Mitch Epstein
Mitch Epstein is a photographer who helped pioneer fine-art color photography in the 1970s. Focusing primarily on America as a place and an idea over the last five decades, Epstein presents us with several immersive, visually arresting stories on the urgent political and cultural challenges we face as a nation. In his latest series, Property Rights, Epstein looks deeply at different communities vying for their rights to American land.
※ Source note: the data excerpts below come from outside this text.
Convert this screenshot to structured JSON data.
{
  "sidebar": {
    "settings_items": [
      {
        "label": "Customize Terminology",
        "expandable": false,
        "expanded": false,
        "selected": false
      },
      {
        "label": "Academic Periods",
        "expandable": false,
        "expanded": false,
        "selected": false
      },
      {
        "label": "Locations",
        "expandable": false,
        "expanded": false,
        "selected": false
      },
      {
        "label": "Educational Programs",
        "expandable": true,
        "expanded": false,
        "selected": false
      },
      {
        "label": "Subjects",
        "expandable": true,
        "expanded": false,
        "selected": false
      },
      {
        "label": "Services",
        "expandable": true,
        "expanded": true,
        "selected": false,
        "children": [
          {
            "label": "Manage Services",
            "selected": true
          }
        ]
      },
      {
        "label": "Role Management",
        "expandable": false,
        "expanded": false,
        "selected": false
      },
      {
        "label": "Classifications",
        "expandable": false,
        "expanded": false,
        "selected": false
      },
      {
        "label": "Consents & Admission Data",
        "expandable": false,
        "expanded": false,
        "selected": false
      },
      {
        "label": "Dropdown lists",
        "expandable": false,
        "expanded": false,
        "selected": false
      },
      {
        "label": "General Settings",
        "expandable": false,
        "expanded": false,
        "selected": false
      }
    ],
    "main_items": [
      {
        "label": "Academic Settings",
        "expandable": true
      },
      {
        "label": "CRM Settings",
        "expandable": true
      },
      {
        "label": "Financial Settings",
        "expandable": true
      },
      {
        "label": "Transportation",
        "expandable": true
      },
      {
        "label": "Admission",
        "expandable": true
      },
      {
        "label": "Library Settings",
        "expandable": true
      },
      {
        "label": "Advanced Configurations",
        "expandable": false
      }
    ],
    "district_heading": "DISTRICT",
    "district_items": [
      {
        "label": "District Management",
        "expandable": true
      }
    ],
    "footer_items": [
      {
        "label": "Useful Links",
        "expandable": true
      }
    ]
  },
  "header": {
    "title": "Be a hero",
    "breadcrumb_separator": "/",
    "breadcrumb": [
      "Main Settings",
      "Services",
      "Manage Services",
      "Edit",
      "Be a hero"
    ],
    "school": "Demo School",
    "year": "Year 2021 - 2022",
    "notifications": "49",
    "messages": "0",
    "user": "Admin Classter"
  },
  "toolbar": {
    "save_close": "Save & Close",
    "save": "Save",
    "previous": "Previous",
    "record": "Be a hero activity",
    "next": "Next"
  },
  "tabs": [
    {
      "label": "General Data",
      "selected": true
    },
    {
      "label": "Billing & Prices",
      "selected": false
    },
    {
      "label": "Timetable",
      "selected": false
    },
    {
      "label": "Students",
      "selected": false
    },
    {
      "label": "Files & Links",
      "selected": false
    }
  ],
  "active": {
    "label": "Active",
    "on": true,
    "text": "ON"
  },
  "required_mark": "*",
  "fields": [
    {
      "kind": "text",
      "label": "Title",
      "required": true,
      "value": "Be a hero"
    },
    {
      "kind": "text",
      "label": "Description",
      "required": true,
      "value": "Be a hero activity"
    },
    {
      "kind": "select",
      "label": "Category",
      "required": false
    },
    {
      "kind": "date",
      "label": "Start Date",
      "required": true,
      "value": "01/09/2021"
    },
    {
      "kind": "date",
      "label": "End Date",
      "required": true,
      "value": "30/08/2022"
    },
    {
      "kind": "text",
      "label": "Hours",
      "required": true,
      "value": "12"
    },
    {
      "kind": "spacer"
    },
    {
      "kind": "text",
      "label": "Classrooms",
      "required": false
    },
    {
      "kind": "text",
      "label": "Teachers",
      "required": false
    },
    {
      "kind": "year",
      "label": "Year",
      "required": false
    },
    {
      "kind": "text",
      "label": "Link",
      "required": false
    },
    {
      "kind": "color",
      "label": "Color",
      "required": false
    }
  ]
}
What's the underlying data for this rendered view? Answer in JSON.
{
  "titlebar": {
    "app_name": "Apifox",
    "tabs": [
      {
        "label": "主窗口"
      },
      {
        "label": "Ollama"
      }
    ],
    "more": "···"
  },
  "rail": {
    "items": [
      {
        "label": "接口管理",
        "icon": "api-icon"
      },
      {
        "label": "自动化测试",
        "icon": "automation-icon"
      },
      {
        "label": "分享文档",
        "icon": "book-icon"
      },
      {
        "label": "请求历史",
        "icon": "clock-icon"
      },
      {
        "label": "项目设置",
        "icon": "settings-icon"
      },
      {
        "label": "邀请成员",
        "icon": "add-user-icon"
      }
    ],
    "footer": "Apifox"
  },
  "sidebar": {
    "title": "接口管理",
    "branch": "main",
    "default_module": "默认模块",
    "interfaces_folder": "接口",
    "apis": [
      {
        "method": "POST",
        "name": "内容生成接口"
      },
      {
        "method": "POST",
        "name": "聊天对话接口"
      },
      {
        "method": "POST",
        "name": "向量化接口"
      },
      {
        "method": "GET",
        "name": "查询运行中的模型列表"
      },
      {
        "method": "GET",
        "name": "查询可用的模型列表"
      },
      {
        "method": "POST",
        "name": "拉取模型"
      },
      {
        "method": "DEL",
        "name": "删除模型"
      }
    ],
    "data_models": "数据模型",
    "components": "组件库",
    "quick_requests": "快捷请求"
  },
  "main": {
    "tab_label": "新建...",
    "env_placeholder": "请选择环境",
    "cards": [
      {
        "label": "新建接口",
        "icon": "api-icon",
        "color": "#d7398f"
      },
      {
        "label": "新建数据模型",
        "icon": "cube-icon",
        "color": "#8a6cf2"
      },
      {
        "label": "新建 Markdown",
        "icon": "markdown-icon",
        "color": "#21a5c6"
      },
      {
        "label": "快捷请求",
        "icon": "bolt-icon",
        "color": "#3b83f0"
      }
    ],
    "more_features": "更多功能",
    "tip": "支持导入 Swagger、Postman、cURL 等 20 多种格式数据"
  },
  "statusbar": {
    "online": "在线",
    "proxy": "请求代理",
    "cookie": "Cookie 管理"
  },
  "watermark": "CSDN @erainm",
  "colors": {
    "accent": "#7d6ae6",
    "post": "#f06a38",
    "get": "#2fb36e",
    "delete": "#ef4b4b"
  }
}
For some, what's at stake is their well-being and way of life; for others, money and power.
Epstein's thirteen books include Sunshine Hotel (Steidl/PPP Editions 2019); Rocks and Clouds (Steidl 2018); New York Arbor (Steidl 2013); Berlin (Steidl/The American Academy in Berlin 2011); American Power (Steidl 2009); Mitch Epstein: Work (Steidl 2006); Recreation: American Photographs 1973-1988 (Steidl 2005); and Family Business (Steidl 2003), winner of the 2004 Kraszna-Krausz Photography Book Award.
His photographs are in numerous major museum collections including New York's Museum of Modern Art, the Metropolitan Museum of Art, the Whitney Museum of American Art, the J. Paul Getty Museum in Los Angeles, the San Francisco Museum of Modern Art, the Tate Modern in London, and the Amon Carter Museum of American Art.
In 2011, Epstein won the Prix Pictet for American Power. Among his other awards are the Berlin Prize in Arts and Letters from the American Academy in Berlin (2008), and a Guggenheim Fellowship (2003).
Epstein has also worked as a director, cinematographer, and production designer on several films, including Dad, Mississippi Masala, and Salaam Bombay!. He currently lives with his family in New York City.